On the virtual page and out in the street, the judges made their demands clear: freedom of expression and their own independent association, two requests that the country’s new constitution, approved on Jul. 1, 2011, had already acknowledged.
In a press declaration issued on Feb. 29, the president of the CMC in Casablanca, Abdelaziz El Baâli, said, ” (Improving) the material and social situation of the magistrates is a (necessary step) towards reform”, referring to the fact that Morocco’s magistrates have not had a salary increase since 1996.
Tensions are running high between the executive and judicial branches of the government, with the CMC threatening to “resort to unprecedented protests” and fixing May 15 as the final deadline for the government to answer judges’ demands.
The ‘Assabah’ daily newspaper reported, without clearly citing its sources, that the reform plan contains 13 strategic removals of existing laws, 28 action plans, and 174 measures all aimed at renewing the country’s legal infrastructure and computerising and modernising the judicial administration.

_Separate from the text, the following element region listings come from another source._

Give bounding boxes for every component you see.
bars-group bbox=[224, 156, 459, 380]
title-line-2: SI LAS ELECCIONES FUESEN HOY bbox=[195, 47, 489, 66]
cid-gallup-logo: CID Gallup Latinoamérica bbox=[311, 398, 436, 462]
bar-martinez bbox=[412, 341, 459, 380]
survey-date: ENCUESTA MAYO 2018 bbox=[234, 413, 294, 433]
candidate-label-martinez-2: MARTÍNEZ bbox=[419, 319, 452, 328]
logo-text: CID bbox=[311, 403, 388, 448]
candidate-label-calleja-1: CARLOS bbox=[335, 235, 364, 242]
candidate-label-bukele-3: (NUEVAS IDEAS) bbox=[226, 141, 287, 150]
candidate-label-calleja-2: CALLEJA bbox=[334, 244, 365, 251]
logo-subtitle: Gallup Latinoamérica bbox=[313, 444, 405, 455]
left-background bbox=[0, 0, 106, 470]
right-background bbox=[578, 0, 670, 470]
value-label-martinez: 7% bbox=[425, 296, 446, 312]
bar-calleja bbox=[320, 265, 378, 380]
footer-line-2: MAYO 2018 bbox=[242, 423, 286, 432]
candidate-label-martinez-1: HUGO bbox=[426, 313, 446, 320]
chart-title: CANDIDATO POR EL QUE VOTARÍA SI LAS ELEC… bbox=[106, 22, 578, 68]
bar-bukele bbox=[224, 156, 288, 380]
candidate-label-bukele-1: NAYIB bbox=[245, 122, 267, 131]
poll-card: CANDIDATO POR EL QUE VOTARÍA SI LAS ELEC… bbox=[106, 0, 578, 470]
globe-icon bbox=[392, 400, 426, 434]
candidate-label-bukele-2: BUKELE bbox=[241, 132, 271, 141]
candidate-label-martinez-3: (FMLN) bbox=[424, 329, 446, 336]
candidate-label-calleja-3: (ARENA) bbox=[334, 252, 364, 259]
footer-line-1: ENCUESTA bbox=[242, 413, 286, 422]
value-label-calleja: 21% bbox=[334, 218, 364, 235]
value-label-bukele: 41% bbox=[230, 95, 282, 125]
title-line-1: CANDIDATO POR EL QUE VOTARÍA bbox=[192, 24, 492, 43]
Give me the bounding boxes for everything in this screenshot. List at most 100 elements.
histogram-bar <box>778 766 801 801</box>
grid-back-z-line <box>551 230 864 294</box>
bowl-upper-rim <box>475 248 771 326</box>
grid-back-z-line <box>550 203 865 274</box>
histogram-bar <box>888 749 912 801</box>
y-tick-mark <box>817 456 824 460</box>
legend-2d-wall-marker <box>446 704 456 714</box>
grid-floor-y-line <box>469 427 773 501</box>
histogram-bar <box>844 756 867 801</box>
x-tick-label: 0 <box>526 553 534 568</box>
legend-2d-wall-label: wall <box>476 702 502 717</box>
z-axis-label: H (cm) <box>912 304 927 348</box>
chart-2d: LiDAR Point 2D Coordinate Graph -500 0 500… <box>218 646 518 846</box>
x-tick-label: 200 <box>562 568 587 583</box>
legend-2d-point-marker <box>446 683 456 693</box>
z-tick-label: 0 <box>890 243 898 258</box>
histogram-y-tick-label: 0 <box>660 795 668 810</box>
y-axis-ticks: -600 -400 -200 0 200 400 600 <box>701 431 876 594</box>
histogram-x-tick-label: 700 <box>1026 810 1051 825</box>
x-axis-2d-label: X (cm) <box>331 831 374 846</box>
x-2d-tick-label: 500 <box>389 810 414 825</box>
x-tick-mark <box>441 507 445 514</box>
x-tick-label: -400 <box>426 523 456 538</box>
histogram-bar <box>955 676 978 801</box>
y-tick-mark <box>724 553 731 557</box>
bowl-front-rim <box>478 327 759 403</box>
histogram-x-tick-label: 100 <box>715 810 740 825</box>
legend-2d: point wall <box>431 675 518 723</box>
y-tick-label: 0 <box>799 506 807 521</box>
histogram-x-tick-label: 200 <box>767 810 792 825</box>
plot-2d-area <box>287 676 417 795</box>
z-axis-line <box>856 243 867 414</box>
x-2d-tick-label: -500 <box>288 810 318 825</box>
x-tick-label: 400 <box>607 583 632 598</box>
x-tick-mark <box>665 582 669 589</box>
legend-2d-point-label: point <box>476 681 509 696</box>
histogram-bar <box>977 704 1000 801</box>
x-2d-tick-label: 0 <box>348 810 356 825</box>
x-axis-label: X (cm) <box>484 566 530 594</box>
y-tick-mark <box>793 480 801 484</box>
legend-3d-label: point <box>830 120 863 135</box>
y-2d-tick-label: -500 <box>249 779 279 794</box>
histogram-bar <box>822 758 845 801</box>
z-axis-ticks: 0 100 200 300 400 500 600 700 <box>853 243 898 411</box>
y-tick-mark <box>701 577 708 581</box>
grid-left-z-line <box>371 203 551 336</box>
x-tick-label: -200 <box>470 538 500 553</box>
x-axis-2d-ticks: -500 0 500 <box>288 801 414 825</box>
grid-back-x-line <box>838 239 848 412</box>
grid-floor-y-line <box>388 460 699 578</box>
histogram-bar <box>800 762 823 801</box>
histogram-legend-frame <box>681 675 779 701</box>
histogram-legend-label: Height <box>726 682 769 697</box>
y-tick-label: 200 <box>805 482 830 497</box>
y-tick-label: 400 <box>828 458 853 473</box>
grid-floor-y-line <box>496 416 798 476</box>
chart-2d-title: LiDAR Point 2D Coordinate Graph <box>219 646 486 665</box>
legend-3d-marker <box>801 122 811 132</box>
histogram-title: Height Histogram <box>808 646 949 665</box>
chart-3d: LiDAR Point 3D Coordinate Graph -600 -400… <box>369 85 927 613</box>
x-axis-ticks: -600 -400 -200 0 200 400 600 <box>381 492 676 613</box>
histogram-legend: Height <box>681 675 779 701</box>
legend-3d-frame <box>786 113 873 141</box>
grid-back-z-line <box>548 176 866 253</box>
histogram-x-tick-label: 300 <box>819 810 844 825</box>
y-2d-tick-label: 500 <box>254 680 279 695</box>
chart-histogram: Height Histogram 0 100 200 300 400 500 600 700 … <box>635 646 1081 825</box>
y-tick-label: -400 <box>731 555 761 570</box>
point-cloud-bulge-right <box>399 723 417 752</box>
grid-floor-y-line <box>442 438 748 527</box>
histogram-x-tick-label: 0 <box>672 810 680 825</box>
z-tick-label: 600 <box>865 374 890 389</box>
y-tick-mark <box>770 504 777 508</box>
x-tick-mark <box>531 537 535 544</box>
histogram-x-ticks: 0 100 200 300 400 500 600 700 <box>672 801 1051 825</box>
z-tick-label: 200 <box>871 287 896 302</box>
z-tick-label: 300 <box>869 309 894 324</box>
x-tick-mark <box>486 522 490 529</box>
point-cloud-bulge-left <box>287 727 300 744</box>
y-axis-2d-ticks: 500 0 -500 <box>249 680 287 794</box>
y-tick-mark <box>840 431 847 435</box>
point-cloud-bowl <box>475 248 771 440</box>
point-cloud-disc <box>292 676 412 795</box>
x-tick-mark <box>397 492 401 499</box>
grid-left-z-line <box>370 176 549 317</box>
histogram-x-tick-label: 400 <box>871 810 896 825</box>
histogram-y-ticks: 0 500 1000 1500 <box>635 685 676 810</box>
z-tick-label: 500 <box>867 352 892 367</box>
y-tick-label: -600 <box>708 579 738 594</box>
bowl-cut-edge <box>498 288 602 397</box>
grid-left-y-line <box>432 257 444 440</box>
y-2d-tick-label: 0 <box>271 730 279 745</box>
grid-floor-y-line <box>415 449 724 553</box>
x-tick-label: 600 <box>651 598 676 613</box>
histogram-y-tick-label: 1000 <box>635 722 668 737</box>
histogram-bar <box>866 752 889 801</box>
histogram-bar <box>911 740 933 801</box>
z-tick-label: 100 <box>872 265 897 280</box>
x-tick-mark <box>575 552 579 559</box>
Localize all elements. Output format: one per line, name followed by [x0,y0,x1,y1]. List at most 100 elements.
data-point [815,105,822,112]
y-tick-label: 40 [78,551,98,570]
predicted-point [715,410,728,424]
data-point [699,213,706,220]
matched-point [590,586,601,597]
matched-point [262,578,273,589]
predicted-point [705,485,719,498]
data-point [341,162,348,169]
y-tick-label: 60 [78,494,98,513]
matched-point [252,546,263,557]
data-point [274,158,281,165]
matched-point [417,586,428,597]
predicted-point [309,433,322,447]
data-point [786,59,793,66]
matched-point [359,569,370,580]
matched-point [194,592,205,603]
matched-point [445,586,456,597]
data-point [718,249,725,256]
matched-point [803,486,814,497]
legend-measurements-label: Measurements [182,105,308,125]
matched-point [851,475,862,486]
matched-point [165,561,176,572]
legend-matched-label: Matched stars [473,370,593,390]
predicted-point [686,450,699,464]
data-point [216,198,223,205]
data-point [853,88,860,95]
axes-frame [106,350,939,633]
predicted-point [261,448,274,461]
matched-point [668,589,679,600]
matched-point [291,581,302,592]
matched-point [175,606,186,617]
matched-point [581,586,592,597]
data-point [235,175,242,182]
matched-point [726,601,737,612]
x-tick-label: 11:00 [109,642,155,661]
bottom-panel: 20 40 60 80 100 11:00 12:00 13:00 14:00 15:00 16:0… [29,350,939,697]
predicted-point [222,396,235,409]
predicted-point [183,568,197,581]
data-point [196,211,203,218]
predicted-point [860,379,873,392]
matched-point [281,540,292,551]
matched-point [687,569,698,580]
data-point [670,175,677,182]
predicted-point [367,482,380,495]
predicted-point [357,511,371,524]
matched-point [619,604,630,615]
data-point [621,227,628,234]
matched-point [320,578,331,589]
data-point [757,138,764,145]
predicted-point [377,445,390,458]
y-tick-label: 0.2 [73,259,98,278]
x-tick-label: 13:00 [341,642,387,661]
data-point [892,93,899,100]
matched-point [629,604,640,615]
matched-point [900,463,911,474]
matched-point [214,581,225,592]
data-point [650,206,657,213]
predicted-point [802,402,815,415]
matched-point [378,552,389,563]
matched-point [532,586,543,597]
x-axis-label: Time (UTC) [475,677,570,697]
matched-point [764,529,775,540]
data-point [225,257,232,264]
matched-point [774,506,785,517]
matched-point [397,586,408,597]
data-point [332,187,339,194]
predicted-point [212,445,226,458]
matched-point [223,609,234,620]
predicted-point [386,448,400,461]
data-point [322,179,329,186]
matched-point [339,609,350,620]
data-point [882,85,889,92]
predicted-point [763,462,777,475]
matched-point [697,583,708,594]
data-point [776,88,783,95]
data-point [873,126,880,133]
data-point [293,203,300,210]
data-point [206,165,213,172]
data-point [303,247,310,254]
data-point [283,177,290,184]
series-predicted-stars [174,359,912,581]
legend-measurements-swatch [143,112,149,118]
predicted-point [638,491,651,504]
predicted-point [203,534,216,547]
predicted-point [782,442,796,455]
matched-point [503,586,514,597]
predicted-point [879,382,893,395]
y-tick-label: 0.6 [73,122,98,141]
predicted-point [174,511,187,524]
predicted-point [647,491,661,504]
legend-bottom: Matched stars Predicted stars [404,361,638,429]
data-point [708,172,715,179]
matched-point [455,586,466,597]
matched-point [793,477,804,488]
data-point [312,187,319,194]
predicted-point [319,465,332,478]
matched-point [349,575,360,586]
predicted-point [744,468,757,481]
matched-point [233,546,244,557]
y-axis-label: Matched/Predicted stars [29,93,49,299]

For citizens, these big promises say nothing about the justice system, which, they believe, must first and foremost be purged of corruption.
“A corrupt justice (system) cannot contribute anything to the fight against corruption,” Mohammed Jallab Elbouamri, a 55-year-old citizen from Casablanca, told IPS.
Various members of the political opposition share this view. Fouzia El Bayed, deputy of the Constitutional Union (UC), which holds 17 of the 379 seats in parliament, told IPS that Morocco’s legal system is blighted by malpractice and the abuse of power, which have eroded citizens’ trust in the rule of law.
Just last month, police arrested a judge in Tangier, 300 kilometres north of Casablanca, for corruption. According to the Justice Minister, the judge in question was caught red-handed receiving a sum of 70,000 dirham (approximately 663 euros) from a citizen.
Erramid revealed that the sting operation had been organised under the official direction of the Justice Ministry, following a tip-off from a conscientious citizen.
Simply increasing judges’ salaries, therefore, will not lead the way out of the crisis, El Bayed said, since the sector also suffers from a major shortage in human resources.
“We need more than 2,600 new magistrates to be able to handle the (ever-increasing) number of cases. At present, the country has just 3,400 magistrates handling three million cases every year.”
She stressed that it would also be necessary to do away with “administrative centralism and set up a new penal policy, whose philosophy is based on the realisation of justice.”
Anass Saadoun, another member of CMC, has published several articles on justice reform in various local newspapers, where he stresses that Moroccan society must abandon the idea that judges are entitled to a luxurious lifestyle, beyond the reach of their modest incomes. This widespread perception, he says, has laid the groundwork for corruption throughout the legal system.
Though hope in the efficacy of judicial reform still persists among the political class, most ordinary citizens are pessimistic, to say the least.
”We all know that the barons of dirty money manipulate everything in this country. They are corrupt and sabotage all those who resist them,” Abderrafie Lwali, a 27-year-old citizen from Asilah, 230 kilometres north of Casablanca, told IPS.
The country will have to act fast in order to withstand winds from the Arab Spring that are still blowing around the kingdom. Thus far the Moroccan government has been able to appease its citizens with satisfactory reforms, thereby warding off more incendiary protests; but the judges’ rancour will not be easily abated.
“We are no longer in the era of miracles,” acknowledged Elbouamri. Rather, people are counting on the balance of power between the government and its citizens to bring about much-needed change.
Like others, he believes reforms are a matter of political will. Currently, the government “has the necessary support to lead (an overhaul) of the justice system.”
Whether it will use this support for positive change remains to be seen.